Les sanctions internationales frappant la Corée du Nord n'ont pas l'effet escompté, le régime communiste maîtrisant désormais les fondamentaux technologiques nécessaires au développement de son programme nucléaire, ont affirmé mercredi des experts réunis à Séoul.

Divisés sur la question du niveau de la menace nucléaire posée par la Corée du Nord, ces experts invités par le centre d'études Asan Institute sont néanmoins convenus de l'urgence d'élaborer de nouvelles stratégies pour la contrecarrer.

Même la décision récente de la Chine, plus proche allié de Pyongyang, d'interdire l'exportation vers la Corée du Nord de tous les matériels pouvant servir à la confection de missiles et d'armes nucléaires, chimiques ou biologiques, semble vaine.

Il est de fait probable que la Corée du Nord ait atteint une certaine indépendance dans le domaine et soit en mesure de se passer des équipements et du savoir-faire extérieurs.

«Ils ne sont plus au début de ce processus. Cela fait longtemps qu'ils y oeuvrent», a relevé Park Jiyoung, directeur du département de recherche sur les politiques scientifiques et technologiques de l'institut.

«Il est tout à fait vraisemblable que le Nord va essayer de perfectionner sa capacité nucléaire actuelle (...) et le contrôle des exportations n'y peut rien», a-t-il ajouté.

La Corée du Nord a effectué trois essais nucléaires. Le dernier en date, et le plus puissant, en février dernier, a valu au régime un nouveau train de sanctions voté au Conseil de sécurité des Nations unies - avec, donc, la voix de Pékin.

Et des images satellites ont montré que Pyongyang était sur le point de redémarrer un réacteur nucléaire sur son site de Yongbyon où il aurait doublé ses moyens d'enrichissement de l'uranium.

Une nouvelle étude de l'expert en prolifération nucléaire, Joshua Pollack, de Washington, et du scientifique Scott Kemp, du Massachusetts Institute of Technology, prête à la Corée du Nord la capacité de produire des composants clés des centrifugeuses utilisées dans l'enrichissement.

«Ce qui signifie que la politique actuelle fondée sur le contrôle des exportations, les sanctions et les interdictions a atteint ses limites d'efficacité», a expliqué M. Pollack.

«Nous ne pouvons pas facilement enrayer l'avancée du programme d'enrichissement (...) ni même peut-être détecter cette avancée», a-t-il prévenu.

L'enrichissement de l'uranium est une opération nettement moins lourde que l'enrichissement du plutonium. Il peut être réalisé en utilisant une série de centrifugeuses dans des bâtiments relativement petits.

La possibilité que la Corée du Nord possède des installations consacrées à l'enrichissement de l'uranium disséminées aux quatre coins du pays minerait la crédibilité d'un accord d'aide à la dénucléarisation.

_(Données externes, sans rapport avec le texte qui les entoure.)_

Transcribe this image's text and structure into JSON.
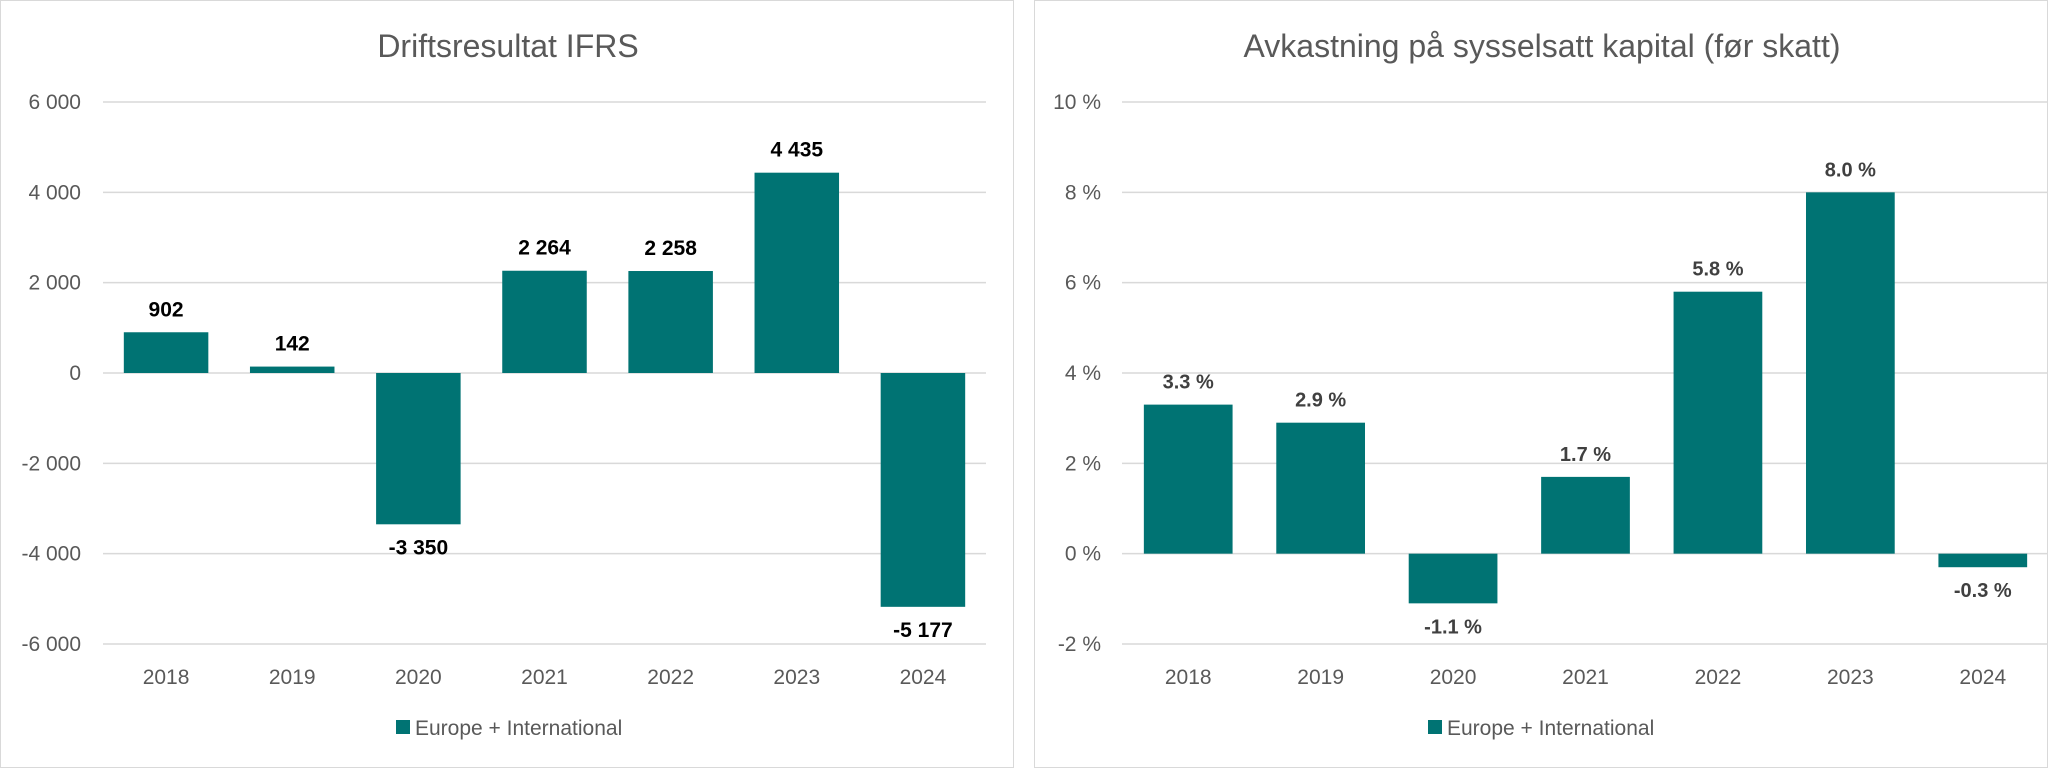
{
  "bar_color": "#007373",
  "chart_data": [
    {
      "type": "bar",
      "title": "Driftsresultat IFRS",
      "categories": [
        "2018",
        "2019",
        "2020",
        "2021",
        "2022",
        "2023",
        "2024"
      ],
      "series": [
        {
          "name": "Europe + International",
          "values": [
            902,
            142,
            -3350,
            2264,
            2258,
            4435,
            -5177
          ],
          "labels": [
            "902",
            "142",
            "-3 350",
            "2 264",
            "2 258",
            "4 435",
            "-5 177"
          ]
        }
      ],
      "ylim": [
        -6000,
        6000
      ],
      "yticks": [
        6000,
        4000,
        2000,
        0,
        -2000,
        -4000,
        -6000
      ],
      "ytick_labels": [
        "6 000",
        "4 000",
        "2 000",
        "0",
        "-2 000",
        "-4 000",
        "-6 000"
      ],
      "grid": true,
      "legend_position": "bottom"
    },
    {
      "type": "bar",
      "title": "Avkastning på sysselsatt kapital (før skatt)",
      "categories": [
        "2018",
        "2019",
        "2020",
        "2021",
        "2022",
        "2023",
        "2024"
      ],
      "series": [
        {
          "name": "Europe + International",
          "values": [
            3.3,
            2.9,
            -1.1,
            1.7,
            5.8,
            8.0,
            -0.3
          ],
          "labels": [
            "3.3 %",
            "2.9 %",
            "-1.1 %",
            "1.7 %",
            "5.8 %",
            "8.0 %",
            "-0.3 %"
          ]
        }
      ],
      "ylim": [
        -2,
        10
      ],
      "yticks": [
        10,
        8,
        6,
        4,
        2,
        0,
        -2
      ],
      "ytick_labels": [
        "10 %",
        "8 %",
        "6 %",
        "4 %",
        "2 %",
        "0 %",
        "-2 %"
      ],
      "grid": true,
      "legend_position": "bottom"
    }
  ]
}
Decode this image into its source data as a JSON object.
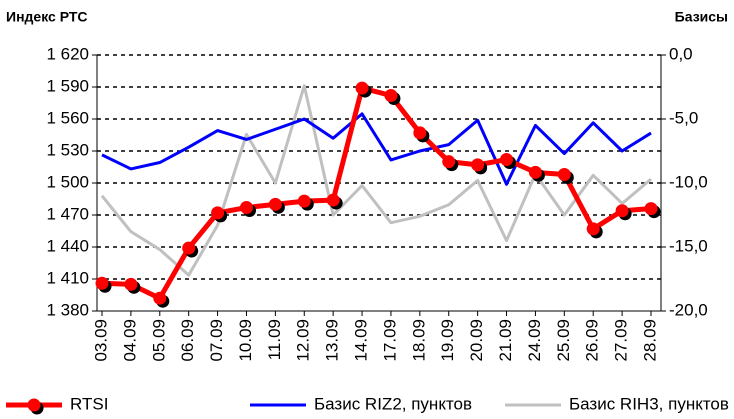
{
  "chart_data": {
    "type": "line",
    "ylabel": "Индекс РТС",
    "y2label": "Базисы",
    "categories": [
      "03.09",
      "04.09",
      "05.09",
      "06.09",
      "07.09",
      "10.09",
      "11.09",
      "12.09",
      "13.09",
      "14.09",
      "17.09",
      "18.09",
      "19.09",
      "20.09",
      "21.09",
      "24.09",
      "25.09",
      "26.09",
      "27.09",
      "28.09"
    ],
    "series": [
      {
        "name": "Базис RIH3, пунктов",
        "color": "#c0c0c0",
        "axis": "y2",
        "values": [
          -11.0,
          -13.8,
          -15.2,
          -17.2,
          -13.3,
          -6.2,
          -10.0,
          -2.4,
          -12.5,
          -10.2,
          -13.1,
          -12.6,
          -11.7,
          -9.8,
          -14.5,
          -9.3,
          -12.5,
          -9.4,
          -11.6,
          -9.7
        ]
      },
      {
        "name": "Базис RIZ2, пунктов",
        "color": "#0000ff",
        "axis": "y2",
        "values": [
          -7.8,
          -8.9,
          -8.4,
          -7.2,
          -5.9,
          -6.6,
          -5.8,
          -5.0,
          -6.5,
          -4.6,
          -8.2,
          -7.5,
          -7.0,
          -5.1,
          -10.1,
          -5.5,
          -7.7,
          -5.3,
          -7.5,
          -6.1
        ]
      },
      {
        "name": "RTSI",
        "color": "#ff0000",
        "markers": true,
        "values": [
          1406,
          1405,
          1392,
          1439,
          1472,
          1477,
          1480,
          1483,
          1484,
          1589,
          1582,
          1547,
          1520,
          1517,
          1522,
          1510,
          1508,
          1457,
          1474,
          1476
        ]
      }
    ],
    "ylim": [
      1380,
      1620
    ],
    "yticks": [
      {
        "value": 1380,
        "label": "1 380"
      },
      {
        "value": 1410,
        "label": "1 410"
      },
      {
        "value": 1440,
        "label": "1 440"
      },
      {
        "value": 1470,
        "label": "1 470"
      },
      {
        "value": 1500,
        "label": "1 500"
      },
      {
        "value": 1530,
        "label": "1 530"
      },
      {
        "value": 1560,
        "label": "1 560"
      },
      {
        "value": 1590,
        "label": "1 590"
      },
      {
        "value": 1620,
        "label": "1 620"
      }
    ],
    "y2lim": [
      -20,
      0
    ],
    "y2ticks": [
      {
        "value": -20,
        "label": "-20,0"
      },
      {
        "value": -15,
        "label": "-15,0"
      },
      {
        "value": -10,
        "label": "-10,0"
      },
      {
        "value": -5,
        "label": "-5,0"
      },
      {
        "value": 0,
        "label": "0,0"
      }
    ],
    "grid": true,
    "legend": "bottom"
  }
}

La meilleure option pour la communauté internationale consisterait donc à empêcher un quatrième essai nucléaire, a fait valoir le chercheur.

Pour Li Bin, physicien et spécialiste du nucléaire au Carnegie Endowment for International Peace, un centre d'études basé à Washington, la Corée du Nord «pourrait n'avoir besoin que d'un essai supplémentaire» pour parvenir à miniaturiser une bombe, étape clé vers la fixation d'une charge nucléaire sur la tête d'un missile.

Instrument politique

Le seul obstacle à l'aboutissement du programme nucléaire nord-coréen semble être la conception d'un engin de projection fiable.

En décembre 2012, la Corée du Nord était parvenue à lancer une fusée Unha-3 et à mettre un satellite sur orbite. Washington et ses alliés avaient immédiatement condamné un tir d'essai de missile balistique.

L'expert allemand en missiles, Markus Schiller, s'est déclaré «certain» - malgré les menaces contraires de Pyongyang - que la Corée du Nord ne possède pas aujourd'hui de missile intercontinental (ICBM).

L'Unha-3 «n'est pas une arme», a-t-il dit.

Le Nord possède des missiles de moindre portée capables d'atteindre la Corée du Sud, le Japon et la Chine, mais ils sont de médiocre fiabilité et la Corée du Nord n'y risquerait pas l'une de ses bombes.

Les experts estiment généralement l'arsenal nord-coréen entre six et dix bombes.

M. Schiller a par ailleurs minimisé la menace posée par la Corée du Nord. «Le programme militaire nord-coréen est un instrument politique» destiné à obtenir des concessions et de l'aide internationale», selon lui.